Está a punto de empezar la temporada de la fresa, aunque ya empieza a haberlas en las fruterías y supermercados. Incluso las vimos, bien hermosas, en las semanas centrales de la Navidad. En realidad, ya hay de casi todo en cualquier momento del año, porque se cultiva obligando a la naturaleza a que brote cuando queremos que lo haga. Me gustan los restaurantes que cocinan con lo que, de verdad, es propio de cada época del año.
Ahora que esas cajas llenas de fresones se exhiben en las puertas de las fruterías con el precio señalado en cartones escritos en rotulador fosforito, o con lo que tengan a mano-en la de Santiago, por ejemplo, donde suelo comprar cerca de casa, con un lápiz rojo-, siento el impulso de comprarlas, y la nostalgia de que ya no me saben como antes.
Nadie prepara las fresas como las preparaba mi tía. Creo que era la paciencia, el amor al imaginarnos comiéndolas como el mejor postre posible, o la ninguna prisa que tenía para hacer absolutamente nada lo que hacía que le echase la cantidad exacta de azúcar a la cantidad perfecta de fresas. Que hubiera para todos, aunque ella ni siquiera las probase y terminara por pelarse una naranja, lo cual no daba ninguna pena porque nadie pela la naranja como la pelaba ella, sin un ápice de piel blanca. Qué fanática de la fruta fresca, si hasta se la comía de aperitivo.
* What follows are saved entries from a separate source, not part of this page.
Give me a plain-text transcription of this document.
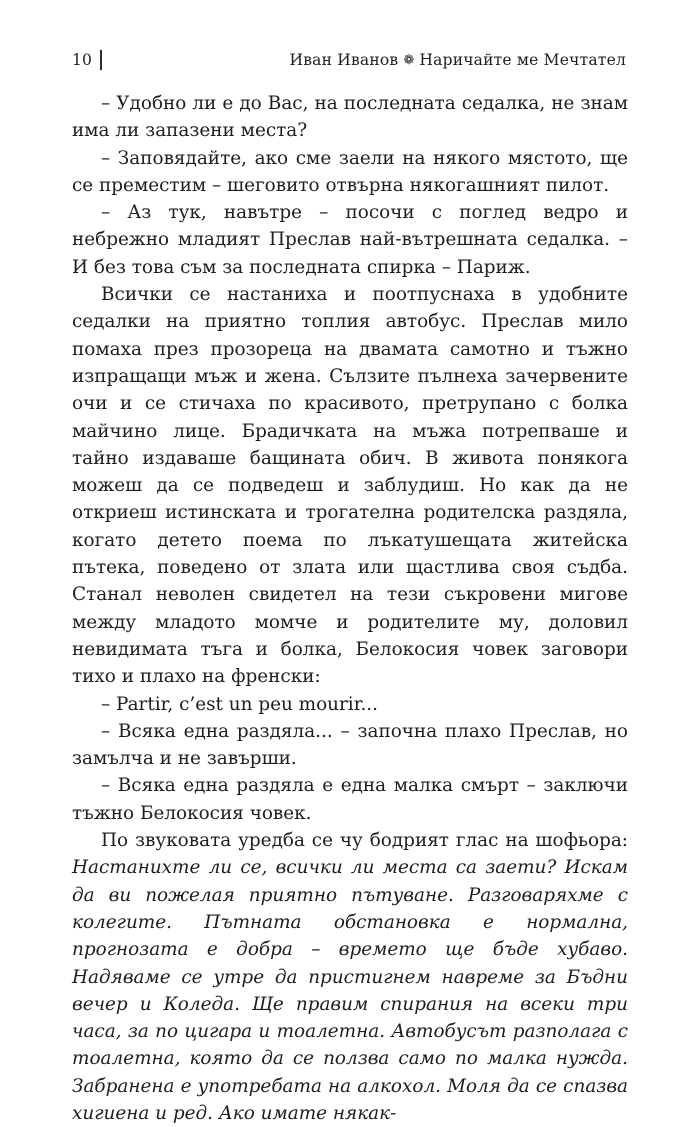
10	Иван Иванов ❁ Наричайте ме Мечтател

– Удобно ли е до Вас, на последната седалка, не знам има ли запазени места?

– Заповядайте, ако сме заели на някого мястото, ще се преместим – шеговито отвърна някогашният пилот.

– Аз тук, навътре – посочи с поглед ведро и небрежно младият Преслав най-вътрешната седалка. – И без това съм за последната спирка – Париж.

Всички се настаниха и поотпуснаха в удобните седалки на приятно топлия автобус. Преслав мило помаха през прозореца на двамата самотно и тъжно изпращащи мъж и жена. Сълзите пълнеха зачервените очи и се стичаха по красивото, претрупано с болка майчино лице. Брадичката на мъжа потрепваше и тайно издаваше бащината обич. В живота понякога можеш да се подведеш и заблудиш. Но как да не откриеш истинската и трогателна родителска раздяла, когато детето поема по лъкатушещата житейска пътека, поведено от злата или щастлива своя съдба. Станал неволен свидетел на тези съкровени мигове между младото момче и родителите му, доловил невидимата тъга и болка, Белокосия човек заговори тихо и плахо на френски:

– Partir, c’est un peu mourir...

– Всяка една раздяла... – започна плахо Преслав, но замълча и не завърши.

– Всяка една раздяла е една малка смърт – заключи тъжно Белокосия човек.

По звуковата уредба се чу бодрият глас на шофьора: Настанихте ли се, всички ли места са заети? Искам да ви пожелая приятно пътуване. Разговаряхме с колегите. Пътната обстановка е нормална, прогнозата е добра – времето ще бъде хубаво. Надяваме се утре да пристигнем навреме за Бъдни вечер и Коледа. Ще правим спирания на всеки три часа, за по цигара и тоалетна. Автобусът разполага с тоалетна, която да се ползва само по малка нужда. Забранена е употребата на алкохол. Моля да се спазва хигиена и ред. Ако имате някак-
Partía las fresas en trozos similares y las removía con mucha delicadeza con una cuchara de las que no se usan en mi casa para comer, por ejemplo, la sopa o las lentejas; sino que son para probar cómo va estando el guiso, o para este tipo de necesidades. Así quedaban melosas, el azúcar se integraba y no lo veías en el resultado final. Al fondo, un caldito reservado a los más privilegiados, aquellos que ascenderán a los Cielos, y que solía ser yo en prácticamente todas las ocasiones.
En realidad, no sé si era como más le gustaban, o si las preferiría con zumo, o con nata. Sobra decir lo poquísimo que me importa si tomar las fresas con azúcar blanca no era la opción más saludable. Hay recuerdos que son la vida misma. Qué suerte haber comido tantos cuencos preparados por ella.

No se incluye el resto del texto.